Another milestone for Singapore’s space sector with 7 Singapore Satellites launched in India
The satellites took off at 6.31am local time on board a Polar Satellite Launch Vehicle from the Satish Dhawan Space Centre in South India. Photo: Indian Space Research Organisation/Facebook
UPDATED 30 JUL 2023, 10:12 PM SGT
PUBLISHED BY STRAITS TIMES - Debarshi Dasgupta (India Correspondent)
30 JUL 2023, 1:26 PM SGT
NEW DELHI - Seven Singapore-made satellites were launched successfully by India into their intended orbits on Sunday, further deepening space collaboration between the two countries.
They took off at 6.31am local time on board a Polar Satellite Launch Vehicle (PSLV) of the Indian Space Research Organisation (Isro), from the Satish Dhawan Space Centre in Sriharikota, off the coast of Andhra Pradesh in South India.
The primary satellite on board this mission, which was dedicated entirely to Singapore, was DS-SAR, a 352kg radar imaging earth observation satellite developed through a partnership between Singapore’s Defence Science and Technology Agency and ST Engineering.
Once deployed and operational, it will support the satellite imagery requirements of various Singapore government agencies. The satellite, equipped with a radar payload developed by Israel Aerospace Industries, can provide all-weather, as well as day-and-night coverage, at a 1m resolution.
Another payload for the mission was the NuLIoN nanosatellite from NuSpace, a Singapore firm that provides Internet of Things connectivity across areas in the South-east Asia region with limited to non-existent communication infrastructure.
The rocket also carried the ORB-12 Strider satellite, developed under an international collaboration coordinated by Singapore-based space-tech company Aliena. It will demonstrate next-generation propulsion systems for small satellite constellations.
Other satellites on board this mission executed by NewSpace India Limited (NSIL), Isro’s commercial arm, included those from Nanyang Technological University and National University of Singapore (NUS).
According to an NUS statement, its Galassia-2 nanosatellite was built by students and will help with remote sensing for agriculture and environmental change using a multispectral camera on board.
All seven satellites were successfully injected into their orbits less than 24 minutes after the lift-off, which was accompanied by claps and whistles from the public viewing gallery on a cloudy monsoon morning.
The mission follows the PSLV-C55 one in April, which successfully launched two other Singapore-made satellites.

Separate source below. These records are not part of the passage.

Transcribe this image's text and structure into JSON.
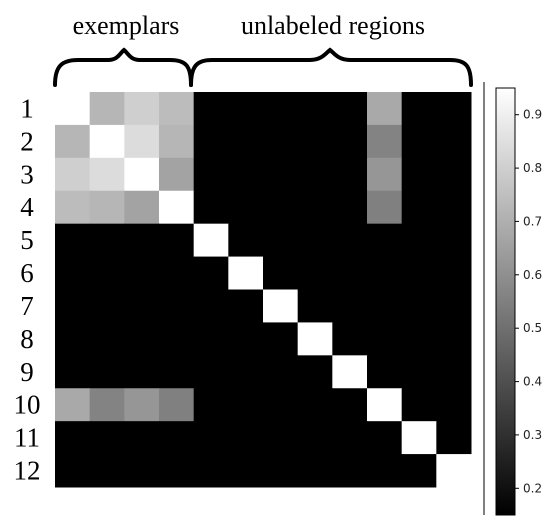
{
  "chart_data": {
    "type": "heatmap",
    "group_labels": {
      "left": "exemplars",
      "right": "unlabeled regions"
    },
    "row_labels": [
      "1",
      "2",
      "3",
      "4",
      "5",
      "6",
      "7",
      "8",
      "9",
      "10",
      "11",
      "12"
    ],
    "matrix": [
      [
        1.0,
        0.72,
        0.8,
        0.74,
        0.15,
        0.15,
        0.15,
        0.15,
        0.15,
        0.68,
        0.15,
        0.15
      ],
      [
        0.72,
        1.0,
        0.84,
        0.72,
        0.15,
        0.15,
        0.15,
        0.15,
        0.15,
        0.56,
        0.15,
        0.15
      ],
      [
        0.8,
        0.84,
        1.0,
        0.66,
        0.15,
        0.15,
        0.15,
        0.15,
        0.15,
        0.62,
        0.15,
        0.15
      ],
      [
        0.74,
        0.72,
        0.66,
        1.0,
        0.15,
        0.15,
        0.15,
        0.15,
        0.15,
        0.55,
        0.15,
        0.15
      ],
      [
        0.15,
        0.15,
        0.15,
        0.15,
        1.0,
        0.15,
        0.15,
        0.15,
        0.15,
        0.15,
        0.15,
        0.15
      ],
      [
        0.15,
        0.15,
        0.15,
        0.15,
        0.15,
        1.0,
        0.15,
        0.15,
        0.15,
        0.15,
        0.15,
        0.15
      ],
      [
        0.15,
        0.15,
        0.15,
        0.15,
        0.15,
        0.15,
        1.0,
        0.15,
        0.15,
        0.15,
        0.15,
        0.15
      ],
      [
        0.15,
        0.15,
        0.15,
        0.15,
        0.15,
        0.15,
        0.15,
        1.0,
        0.15,
        0.15,
        0.15,
        0.15
      ],
      [
        0.15,
        0.15,
        0.15,
        0.15,
        0.15,
        0.15,
        0.15,
        0.15,
        1.0,
        0.15,
        0.15,
        0.15
      ],
      [
        0.68,
        0.56,
        0.62,
        0.55,
        0.15,
        0.15,
        0.15,
        0.15,
        0.15,
        1.0,
        0.15,
        0.15
      ],
      [
        0.15,
        0.15,
        0.15,
        0.15,
        0.15,
        0.15,
        0.15,
        0.15,
        0.15,
        0.15,
        1.0,
        0.15
      ],
      [
        0.15,
        0.15,
        0.15,
        0.15,
        0.15,
        0.15,
        0.15,
        0.15,
        0.15,
        0.15,
        0.15,
        1.0
      ]
    ],
    "colorbar": {
      "ticks": [
        0.2,
        0.3,
        0.4,
        0.5,
        0.6,
        0.7,
        0.8,
        0.9
      ],
      "tick_labels": [
        "0.2",
        "0.3",
        "0.4",
        "0.5",
        "0.6",
        "0.7",
        "0.8",
        "0.9"
      ],
      "range": [
        0.15,
        0.95
      ]
    },
    "colormap": "gray",
    "grid": false
  }
}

As many as 20 Singapore-made satellites have so far been launched by India, including those on Sunday.
Thanking Isro for the “marvellous and precise mission”, Mr Radhakrishnan Durairaj, NSIL’s chairman and managing director, said he hoped Singapore would “continue to have trust in our services and the most reliable launcher – the PSLV”.
“I am sure they will offer many more opportunities for us to give them the best launch in the international community,” he added in an address soon after the launch.
Sunday’s mission was the 58th on the PSLV, which, since its development in 1993, has emerged as Isro’s reliable workhorse for satellite launches, with a success rate of more than 94 per cent.
India has launched over 425 satellites for 36 countries and has been making efforts in recent years to corner a greater share of the global launch market, estimated to be US$9.15 billion (S$12.2 billion).
While the momentum for launches has picked up following the pandemic, experts have noted that India’s space programme, including its ability to launch foreign satellites, continues to be held back by its inadequate infrastructure, including a limited number of launch pads.
“India’s requirements are today limited to not just civilian communications or earth observation, but also security and a whole range of other functions that have come about,” said Dr Rajeswari Pillai Rajagopalan, director of the Centre for Security, Strategy and Technology at the Observer Research Foundation in New Delhi.
“There is a growing demand, but supply has not kept up… Isro has a capacity deficit,” she told The Straits Times.
Expanding India’s ability to launch more satellites would require the government-run Isro to loosen its monopoly and allow the private sector to emerge as an independent and more active partner, Dr Rajagopalan added.
“There is clearly a recognition that Isro alone cannot deliver, and unless one brings in the private sector, you are going to lose out. This is something that has seeped into the Isro leadership as well.”
The government has made efforts to open up the space sector to private players in its bid to boost India’s share of the global space economy – valued at around US$460 billion – from just 2 per cent currently to 9 per cent in 2030.
In November 2022, Skyroot Aerospace, a Hyderabad-based start-up funded by Singapore’s sovereign wealth fund GIC, successfully launched India’s first privately built rocket.
Isro has also been working to privatise PSLV operations. At Sunday’s launch, Isro chairman S. Somanath said he expects “fully industry-owned PSLVs” being launched early 2024.